Heft 4/2001 - Netzteil
Eine zufällige Begegnung im Zug, wenige Wochen nach dem Anschlag auf das World Trade Center: Eine seit Jahrzehnten in Österreich lebende Tunesierin preist die Vorzüge der laizistischen Orientierung des tunesischen Staates, ereifert sich über grassierende Verschwörungstheorien und die mangelnde Rationalität in den laufenden politischen Debatten, um dann bruchlos von »dem« Medienskandal dieser Tage zu sprechen. Alle wüssten es, nur die westlichen Medien offenbar noch immer nicht - oder noch schlimmer: Sie verschweigen es. 4.000 Juden seien am 11. September nicht zur Arbeit in den Twin Towers erschienen, nur die selbstverständlich mehrheitlich jüdischen Reporter seien Minuten nach dem Anschlag zur Stelle gewesen - ganz so, als ob sie davon schon vorher vom Auftraggeber des Anschlags, dem israelischen Geheimdienst Mossad, informiert worden wären.

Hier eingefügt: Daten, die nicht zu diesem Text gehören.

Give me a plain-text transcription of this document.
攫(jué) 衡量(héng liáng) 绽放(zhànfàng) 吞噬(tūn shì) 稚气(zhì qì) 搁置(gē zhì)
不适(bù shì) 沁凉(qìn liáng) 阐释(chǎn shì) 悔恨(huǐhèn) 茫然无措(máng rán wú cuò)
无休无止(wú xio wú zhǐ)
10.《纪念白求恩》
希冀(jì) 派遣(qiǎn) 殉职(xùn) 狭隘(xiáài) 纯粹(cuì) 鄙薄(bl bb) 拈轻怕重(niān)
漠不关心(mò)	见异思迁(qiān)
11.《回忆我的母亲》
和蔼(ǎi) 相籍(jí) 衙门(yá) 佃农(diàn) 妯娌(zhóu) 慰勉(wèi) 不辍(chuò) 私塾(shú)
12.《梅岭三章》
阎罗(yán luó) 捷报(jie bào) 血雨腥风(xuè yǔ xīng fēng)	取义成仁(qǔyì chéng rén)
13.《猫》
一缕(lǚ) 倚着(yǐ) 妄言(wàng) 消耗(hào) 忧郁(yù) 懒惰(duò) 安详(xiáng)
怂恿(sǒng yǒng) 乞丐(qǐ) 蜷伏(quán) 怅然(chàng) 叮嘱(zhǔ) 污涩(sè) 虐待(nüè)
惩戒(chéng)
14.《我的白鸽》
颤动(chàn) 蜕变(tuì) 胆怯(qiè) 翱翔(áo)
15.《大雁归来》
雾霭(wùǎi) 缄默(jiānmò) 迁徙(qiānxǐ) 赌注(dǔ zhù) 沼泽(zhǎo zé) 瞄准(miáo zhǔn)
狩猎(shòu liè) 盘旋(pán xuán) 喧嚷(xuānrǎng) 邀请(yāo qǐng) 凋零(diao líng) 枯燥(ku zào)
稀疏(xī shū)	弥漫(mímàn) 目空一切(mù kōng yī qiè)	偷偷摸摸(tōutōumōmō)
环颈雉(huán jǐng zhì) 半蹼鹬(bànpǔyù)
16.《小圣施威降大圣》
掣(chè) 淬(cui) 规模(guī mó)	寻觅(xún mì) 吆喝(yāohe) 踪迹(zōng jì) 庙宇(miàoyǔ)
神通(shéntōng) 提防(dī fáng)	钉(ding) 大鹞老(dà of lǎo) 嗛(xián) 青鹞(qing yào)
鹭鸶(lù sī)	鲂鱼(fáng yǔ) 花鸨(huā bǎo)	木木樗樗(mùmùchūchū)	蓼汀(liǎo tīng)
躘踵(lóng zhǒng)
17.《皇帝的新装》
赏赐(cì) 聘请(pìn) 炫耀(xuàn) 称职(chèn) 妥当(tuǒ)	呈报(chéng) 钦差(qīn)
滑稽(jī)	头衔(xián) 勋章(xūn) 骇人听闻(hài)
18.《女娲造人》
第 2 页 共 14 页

Am 17. September wird dieses Konstrukt laut eines »Spiegel«-Artikels von dem libanesischen Fernsehsender Al-Manar, der sich auf seiner Homepage zur »psychologischen Kriegsführung gegen den zionistischen Feind« bekennt, in die mediale Umlaufbahn gehievt. Später findet es sich in der US-Netzzeitung »Information Times« wieder und pflanzt sich in unzähligen Email-Versionen fort. Am 18. Oktober schließlich zitiert das US-amerikanische Magazin »Newsweek« eine von Gallup International durchgeführte Umfrage in Pakistan: 48 % der Pakistanis glauben demnach, dass Israel hinter den Anschlägen auf das World Trade Center steht. 25 % glauben an eine inneramerikanische Verschwörung, 12% halten Osama Bin Laden für den Auftraggeber der Anschläge.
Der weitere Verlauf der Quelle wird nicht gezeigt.